あんなにはしゃいだ熱い気持ちも、この夕日を見れば冷えきるように胸が締め付けられる。
私は自然と胸に手をあて家へと向かった。
温かかったあの人の手に私の手が重なった時の心地よさを思い出す。
何故こんなに夕日は私の心を弄ぶのだろうか、まるでわざと思い出させて嘲笑っているかのように---。

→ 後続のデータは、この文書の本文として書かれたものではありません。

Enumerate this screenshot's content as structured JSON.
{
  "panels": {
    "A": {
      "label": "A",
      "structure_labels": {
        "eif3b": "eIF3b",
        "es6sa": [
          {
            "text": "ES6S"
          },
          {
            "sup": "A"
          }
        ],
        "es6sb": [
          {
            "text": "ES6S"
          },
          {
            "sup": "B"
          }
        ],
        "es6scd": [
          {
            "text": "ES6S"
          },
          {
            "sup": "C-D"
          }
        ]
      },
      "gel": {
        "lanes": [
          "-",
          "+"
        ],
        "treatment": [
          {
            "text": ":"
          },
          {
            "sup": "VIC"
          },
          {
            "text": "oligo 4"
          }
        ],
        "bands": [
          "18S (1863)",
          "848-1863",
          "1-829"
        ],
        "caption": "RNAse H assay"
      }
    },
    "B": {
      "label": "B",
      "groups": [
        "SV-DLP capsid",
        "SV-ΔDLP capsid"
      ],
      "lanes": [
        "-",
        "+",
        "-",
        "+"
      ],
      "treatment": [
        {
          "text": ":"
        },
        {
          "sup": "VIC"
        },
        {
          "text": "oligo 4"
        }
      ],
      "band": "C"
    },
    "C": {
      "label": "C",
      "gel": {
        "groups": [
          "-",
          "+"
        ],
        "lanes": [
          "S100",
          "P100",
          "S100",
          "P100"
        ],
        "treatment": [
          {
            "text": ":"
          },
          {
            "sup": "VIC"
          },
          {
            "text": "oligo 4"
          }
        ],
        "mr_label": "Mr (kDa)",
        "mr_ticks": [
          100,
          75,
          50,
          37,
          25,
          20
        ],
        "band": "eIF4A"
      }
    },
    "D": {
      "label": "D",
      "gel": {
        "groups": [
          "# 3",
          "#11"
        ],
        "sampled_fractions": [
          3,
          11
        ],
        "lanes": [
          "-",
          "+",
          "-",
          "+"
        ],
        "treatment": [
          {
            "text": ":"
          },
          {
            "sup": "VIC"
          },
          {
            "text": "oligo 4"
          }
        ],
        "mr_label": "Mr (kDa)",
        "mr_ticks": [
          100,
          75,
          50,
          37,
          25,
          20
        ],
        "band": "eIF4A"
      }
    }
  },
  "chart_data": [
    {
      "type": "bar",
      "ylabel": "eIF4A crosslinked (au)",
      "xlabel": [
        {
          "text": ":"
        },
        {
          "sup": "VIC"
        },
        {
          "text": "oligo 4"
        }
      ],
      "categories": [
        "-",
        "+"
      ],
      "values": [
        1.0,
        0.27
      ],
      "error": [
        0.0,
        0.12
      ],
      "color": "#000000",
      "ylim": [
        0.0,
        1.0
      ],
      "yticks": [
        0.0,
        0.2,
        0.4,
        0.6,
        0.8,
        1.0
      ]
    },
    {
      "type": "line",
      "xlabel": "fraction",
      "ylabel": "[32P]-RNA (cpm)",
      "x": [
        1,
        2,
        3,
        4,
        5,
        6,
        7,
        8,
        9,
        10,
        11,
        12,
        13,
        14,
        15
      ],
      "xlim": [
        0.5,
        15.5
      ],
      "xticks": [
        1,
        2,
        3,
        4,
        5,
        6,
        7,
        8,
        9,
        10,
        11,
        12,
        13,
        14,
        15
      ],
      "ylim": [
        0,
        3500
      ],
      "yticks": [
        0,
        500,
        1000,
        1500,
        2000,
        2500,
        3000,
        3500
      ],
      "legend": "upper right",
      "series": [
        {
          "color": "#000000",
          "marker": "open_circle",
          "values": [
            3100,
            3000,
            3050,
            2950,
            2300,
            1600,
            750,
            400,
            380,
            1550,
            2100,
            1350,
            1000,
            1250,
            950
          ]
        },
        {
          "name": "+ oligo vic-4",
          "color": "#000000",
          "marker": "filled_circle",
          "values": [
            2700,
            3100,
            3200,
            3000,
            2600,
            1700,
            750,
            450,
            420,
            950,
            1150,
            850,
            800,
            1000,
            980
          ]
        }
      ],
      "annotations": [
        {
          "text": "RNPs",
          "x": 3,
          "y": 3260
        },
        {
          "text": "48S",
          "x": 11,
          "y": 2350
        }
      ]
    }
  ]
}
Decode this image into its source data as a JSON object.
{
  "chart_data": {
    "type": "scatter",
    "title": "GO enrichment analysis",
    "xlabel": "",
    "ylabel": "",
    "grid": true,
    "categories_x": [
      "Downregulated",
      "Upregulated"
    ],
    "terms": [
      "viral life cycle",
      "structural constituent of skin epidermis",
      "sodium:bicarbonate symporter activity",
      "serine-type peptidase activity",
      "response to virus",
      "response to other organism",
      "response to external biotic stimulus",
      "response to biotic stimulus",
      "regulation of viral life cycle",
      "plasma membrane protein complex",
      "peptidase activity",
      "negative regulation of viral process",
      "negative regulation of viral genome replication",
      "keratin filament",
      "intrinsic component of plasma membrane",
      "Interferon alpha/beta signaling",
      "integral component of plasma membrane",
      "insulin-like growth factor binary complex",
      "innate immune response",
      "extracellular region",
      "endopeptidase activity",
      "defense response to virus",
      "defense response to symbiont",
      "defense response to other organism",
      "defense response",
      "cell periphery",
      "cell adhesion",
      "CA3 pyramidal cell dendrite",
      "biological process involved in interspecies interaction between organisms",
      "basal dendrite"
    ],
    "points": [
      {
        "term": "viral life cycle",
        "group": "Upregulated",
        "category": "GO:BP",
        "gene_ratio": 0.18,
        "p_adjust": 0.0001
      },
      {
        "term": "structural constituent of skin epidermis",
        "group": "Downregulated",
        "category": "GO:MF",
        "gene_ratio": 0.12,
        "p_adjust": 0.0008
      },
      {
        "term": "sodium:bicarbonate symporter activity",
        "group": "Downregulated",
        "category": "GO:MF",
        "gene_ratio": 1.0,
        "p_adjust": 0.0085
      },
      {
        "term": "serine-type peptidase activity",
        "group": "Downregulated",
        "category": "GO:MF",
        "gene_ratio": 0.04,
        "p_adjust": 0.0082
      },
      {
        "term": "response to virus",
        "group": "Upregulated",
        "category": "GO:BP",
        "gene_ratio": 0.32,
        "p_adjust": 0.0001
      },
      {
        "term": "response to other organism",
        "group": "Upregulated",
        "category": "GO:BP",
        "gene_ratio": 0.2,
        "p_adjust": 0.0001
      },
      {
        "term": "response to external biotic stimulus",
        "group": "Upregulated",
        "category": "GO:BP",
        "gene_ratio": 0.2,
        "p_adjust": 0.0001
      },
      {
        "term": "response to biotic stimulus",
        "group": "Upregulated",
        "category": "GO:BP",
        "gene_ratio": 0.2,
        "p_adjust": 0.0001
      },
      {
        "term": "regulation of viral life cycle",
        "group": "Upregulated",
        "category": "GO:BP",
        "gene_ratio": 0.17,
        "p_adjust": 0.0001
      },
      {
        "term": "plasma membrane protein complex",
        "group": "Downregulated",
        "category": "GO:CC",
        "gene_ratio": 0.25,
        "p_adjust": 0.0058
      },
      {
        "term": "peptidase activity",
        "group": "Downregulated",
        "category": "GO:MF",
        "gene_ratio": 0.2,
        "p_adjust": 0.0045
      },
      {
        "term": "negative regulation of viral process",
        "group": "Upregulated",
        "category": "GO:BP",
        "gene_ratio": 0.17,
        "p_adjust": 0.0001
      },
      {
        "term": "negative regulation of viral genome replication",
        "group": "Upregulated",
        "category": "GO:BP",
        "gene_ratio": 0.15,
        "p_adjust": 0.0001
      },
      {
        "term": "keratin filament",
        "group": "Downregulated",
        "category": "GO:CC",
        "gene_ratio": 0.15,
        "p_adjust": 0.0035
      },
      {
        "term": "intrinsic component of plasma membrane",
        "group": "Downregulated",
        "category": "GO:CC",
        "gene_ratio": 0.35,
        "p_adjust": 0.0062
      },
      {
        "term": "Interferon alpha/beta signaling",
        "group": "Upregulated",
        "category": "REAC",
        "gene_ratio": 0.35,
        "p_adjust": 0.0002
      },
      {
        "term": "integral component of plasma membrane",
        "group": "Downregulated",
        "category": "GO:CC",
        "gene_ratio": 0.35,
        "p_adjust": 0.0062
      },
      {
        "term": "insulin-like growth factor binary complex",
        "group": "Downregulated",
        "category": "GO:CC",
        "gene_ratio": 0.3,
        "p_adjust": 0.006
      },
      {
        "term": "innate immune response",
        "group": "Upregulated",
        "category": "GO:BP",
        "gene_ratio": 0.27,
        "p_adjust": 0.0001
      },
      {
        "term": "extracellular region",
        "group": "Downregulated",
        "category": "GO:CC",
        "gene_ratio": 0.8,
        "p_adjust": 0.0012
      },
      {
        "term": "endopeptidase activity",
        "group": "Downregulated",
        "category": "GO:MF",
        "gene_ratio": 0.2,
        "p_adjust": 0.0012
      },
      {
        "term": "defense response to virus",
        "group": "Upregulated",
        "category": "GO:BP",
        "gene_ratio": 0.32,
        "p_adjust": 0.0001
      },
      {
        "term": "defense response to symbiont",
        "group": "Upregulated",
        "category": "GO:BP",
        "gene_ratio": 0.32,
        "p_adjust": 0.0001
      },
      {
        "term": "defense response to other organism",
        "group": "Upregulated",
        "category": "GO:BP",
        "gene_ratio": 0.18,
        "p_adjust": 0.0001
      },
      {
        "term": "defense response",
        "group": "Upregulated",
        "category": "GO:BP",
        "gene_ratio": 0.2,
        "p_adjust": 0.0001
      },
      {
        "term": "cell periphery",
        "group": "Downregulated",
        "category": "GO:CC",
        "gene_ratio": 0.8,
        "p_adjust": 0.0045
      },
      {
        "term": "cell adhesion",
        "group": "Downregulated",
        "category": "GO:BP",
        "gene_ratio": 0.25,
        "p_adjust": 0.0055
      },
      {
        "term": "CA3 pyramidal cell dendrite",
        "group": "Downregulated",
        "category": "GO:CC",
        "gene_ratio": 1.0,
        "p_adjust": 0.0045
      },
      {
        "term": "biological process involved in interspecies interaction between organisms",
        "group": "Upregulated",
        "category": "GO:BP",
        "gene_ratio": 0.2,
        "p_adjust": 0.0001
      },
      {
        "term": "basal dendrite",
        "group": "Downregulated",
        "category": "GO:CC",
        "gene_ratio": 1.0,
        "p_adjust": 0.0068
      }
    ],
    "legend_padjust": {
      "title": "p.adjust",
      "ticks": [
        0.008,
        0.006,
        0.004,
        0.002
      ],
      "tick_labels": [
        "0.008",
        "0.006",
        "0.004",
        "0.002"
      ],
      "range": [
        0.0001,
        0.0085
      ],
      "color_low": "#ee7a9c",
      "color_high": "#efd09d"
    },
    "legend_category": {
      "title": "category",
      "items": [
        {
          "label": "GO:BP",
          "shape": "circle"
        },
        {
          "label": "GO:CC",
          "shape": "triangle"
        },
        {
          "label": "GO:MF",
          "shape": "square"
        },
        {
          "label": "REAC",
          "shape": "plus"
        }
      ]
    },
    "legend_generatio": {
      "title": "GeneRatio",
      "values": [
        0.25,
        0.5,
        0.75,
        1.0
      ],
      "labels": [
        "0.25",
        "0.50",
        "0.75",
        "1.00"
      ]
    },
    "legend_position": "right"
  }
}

ふと気がつくと、いつの間にか夕日も沈み景色は更に暗くなっていく。
帰り道、誰もいない。
段々夜へと導かれるような不思議な感覚が、私を更に闇へと引きずり込む。
あの人はまた遠くへ帰ってしまった。
流れてくる涙を拭いながら歩き続ける。
日が経てばまたいつも通りに過ごす事になる、だから今日だけは---。
街灯が照らし始めた細道、怖い気持ちは忘れている。
泣くだけでリセットして欲しかったのかもしれない、安心したかったのかもしれない。
私は弱い人間だ。
あの人を信じなければいけないのは私なのにね。
「ふふ」
少し背伸びして笑ったの。
私って偉い?ねぇ---教えて。
それから時には走りながら、時には笑いながら私は玄関の前に立っていた。
もうどうでもいい、またあの人と会う日まで強くいる。
偉いって言われるぐらい私は・・・!!
玄関に手をかけた時ふいに後ろから荒々しい声が聞こえてきた。
「香織!!」
その声は、どんな声よりも私の身に染みてくる。
また涙が流れていた。
「香織?ごめん、一つ荷物を置き忘れたんだけど---香織?」
私は無意識にその温かい体を抱き締める。
ただただ抱き締める。
特に理由は無かった。
「---どうしたんだ?」
そっと抱き締め返してくれる。
「何でもない」
「そうか---」
「ほら、早く荷物持っていかないと新幹線間に合わないよ?」
「いや、それなんだけどさ---忘れてきたからわかるだろ?」
「----クスッ----」
神様というのは、都合がいいお方なのかもしれない。
「だからその---悪いんだけど、泊まらせてくれないか?」
「---うん、いいよ」
今の私の笑顔は今まででも一番に入るだろう。
いやそう信じたい。
夏の最後の奇跡は確かにここにあったのだ。
「にしても、会社休まなきゃいけないよなぁ---」
「もう、バカ」
私は笑いながら冗談混じりに言う。
「会社と私との最後の夏、どっちが大事?」
ありがちな話かもしれませんね。
でもやっぱり寂しい気持ちって誰でもあると思います。
後悔しない生き方が出来れば苦労しないんですけど。